Sin embargo, independientemente de si se resuelve la cuestión nuclear, la proliferación de las fuerzas del mercado en Corea del Norte seguirá cambiando todos los aspectos de la vida en ese país en los próximos años. Nadie sabe aún cuáles serán las consecuencias políticas de esos cambios económicos.
Por eso, antes incluso de que se tuvieran noticias de los problemas de salud del dirigente norcoreano Kim Jong-il, Corea del Norte era ya un país afectado por una incertidumbre en aumento. No obstante, las noticias sobre la mala salud de Kim fueron como un brusco despertar en relación con el carácter precario de las condiciones en Corea del Norte. La decaída salud del “Amado Dirigente” contribuirá aún más a la incertidumbre y puede causar inestabilidad internacional en toda el Asia oriental.
Por ejemplo, Kim Il Sung preparó a su hijo Kim Jong-il como sucesor suyo durante unos dos decenios antes de que el joven Kim ocupara el poder en 1994. Sin embargo, Kim Jong-il ni siquiera ha elegido aún a su sucesor.
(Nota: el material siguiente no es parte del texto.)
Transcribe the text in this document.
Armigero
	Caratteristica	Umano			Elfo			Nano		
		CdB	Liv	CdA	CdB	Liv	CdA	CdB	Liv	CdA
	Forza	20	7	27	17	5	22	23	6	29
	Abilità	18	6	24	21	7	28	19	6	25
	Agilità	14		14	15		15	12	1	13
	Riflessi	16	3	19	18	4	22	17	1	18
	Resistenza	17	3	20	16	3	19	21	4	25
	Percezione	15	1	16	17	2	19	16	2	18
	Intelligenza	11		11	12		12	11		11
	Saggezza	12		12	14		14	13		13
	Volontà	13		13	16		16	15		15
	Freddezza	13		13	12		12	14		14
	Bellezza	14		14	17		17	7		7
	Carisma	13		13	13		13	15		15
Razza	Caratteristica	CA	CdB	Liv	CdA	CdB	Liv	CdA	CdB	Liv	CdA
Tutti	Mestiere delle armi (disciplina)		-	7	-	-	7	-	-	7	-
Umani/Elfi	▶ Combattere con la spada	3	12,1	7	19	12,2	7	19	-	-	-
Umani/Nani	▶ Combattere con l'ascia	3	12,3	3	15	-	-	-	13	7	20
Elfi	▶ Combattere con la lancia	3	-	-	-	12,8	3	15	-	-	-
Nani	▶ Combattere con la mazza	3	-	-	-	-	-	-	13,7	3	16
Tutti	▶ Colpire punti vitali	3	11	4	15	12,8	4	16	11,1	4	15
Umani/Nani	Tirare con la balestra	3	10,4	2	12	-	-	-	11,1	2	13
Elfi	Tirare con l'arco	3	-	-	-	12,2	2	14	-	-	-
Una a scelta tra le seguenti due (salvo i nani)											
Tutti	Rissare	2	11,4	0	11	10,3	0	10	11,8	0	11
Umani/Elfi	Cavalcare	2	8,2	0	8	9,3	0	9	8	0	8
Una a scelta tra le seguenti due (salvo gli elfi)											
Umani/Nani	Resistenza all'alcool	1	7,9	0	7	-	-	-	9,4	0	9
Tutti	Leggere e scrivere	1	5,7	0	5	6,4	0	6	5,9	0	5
De hecho, se espera que, si Kim Jong-il queda incapacitado, surja un nuevo sistema de dirección colectiva.
Lucha por poder. El problema es que Corea del Norte carece de experiencia en materia de dirección colectiva. En los seis últimos decenios, todo el poder ha estado concentrado en las manos de una persona. El gobierno de un solo hombre está tan arraigado en la tradición y el sistema político de Corea del Norte, que resulta difícil abrigar la esperanza de que la dirección colectiva triunfe.
Así, pues, algún tipo de lucha por el poder, bastante parecida a la habida en la Unión Soviética tras la muerte de Stalin, puede seguir invariablemente a un breve período de gobierno colectivo. El dilema para el mundo es el de que durante ese período de inestabilidad habrá que adoptar decisiones importantes. ¿Podrán los posibles dirigentes futuros de Corea del Norte gestionar el arsenal nuclear de forma responsable y segura sin trasladar una parte de él al extranjero y, más aún, responder a la presión internacional para que lo desmantelen de forma razonable y flexible?
A lo largo del último decenio, Kim Jong-il ha subrayado la importancia de su política consistente en dar primacía a los asuntos militares. A consecuencia de ello, el ejército tendrá una posición dominante en la adopción de decisiones sobre cuestiones importantes, como las negociaciones nucleares, pero el problema del gobierno militar es el que no suele entender del todo las consecuencias de las decisiones políticas, problema que se agravará aún más con una dirección colectiva.
Con una dirección colectiva norcoreana dominada por los militares, el poder de los burócratas económicos del país será, en el mejor de los casos, marginal, lo que puede propiciar la eliminación de la presión procedente de abajo en pro de la reforma y la apertura económicas.
A consecuencia de ello, puede empeorar la economía y aumentar la inestabilidad política. En una situación interior tan difícil, los dirigentes de Corea del Norte pueden adoptar políticas más hostiles para conseguir ayuda económica de Corea del Sur y de los Estados Unidos.
Recientemente, el Gobierno de Corea del Sur dijo con claridad que seguiría con la política de compromiso con Corea del Norte, pero ateniéndose a los principios más que los gobiernos anteriores, lo que refleja un endurecimiento de la opinión pública surcoreana, a raíz del ensayo nuclear hecho por Corea del Norte en 2006.
A consecuencia de ese cambio de política –y del reciente homicidio de un turista surcoreano en las montañas Kumgang de Corea del Norte–, el diálogo oficial entre el Norte y el Sur ha quedado interrumpido durante varios meses. Las relaciones internacionales en el Asia nororiental se volverán más sutiles e inestables a medida que se acabe la era de Kim Jong-il.
Después de seis decenios turbulentos, pero previsibles, podríamos entrar en una nueva era de mayor turbulencia, pero menos previsibilidad, en la península de Corea.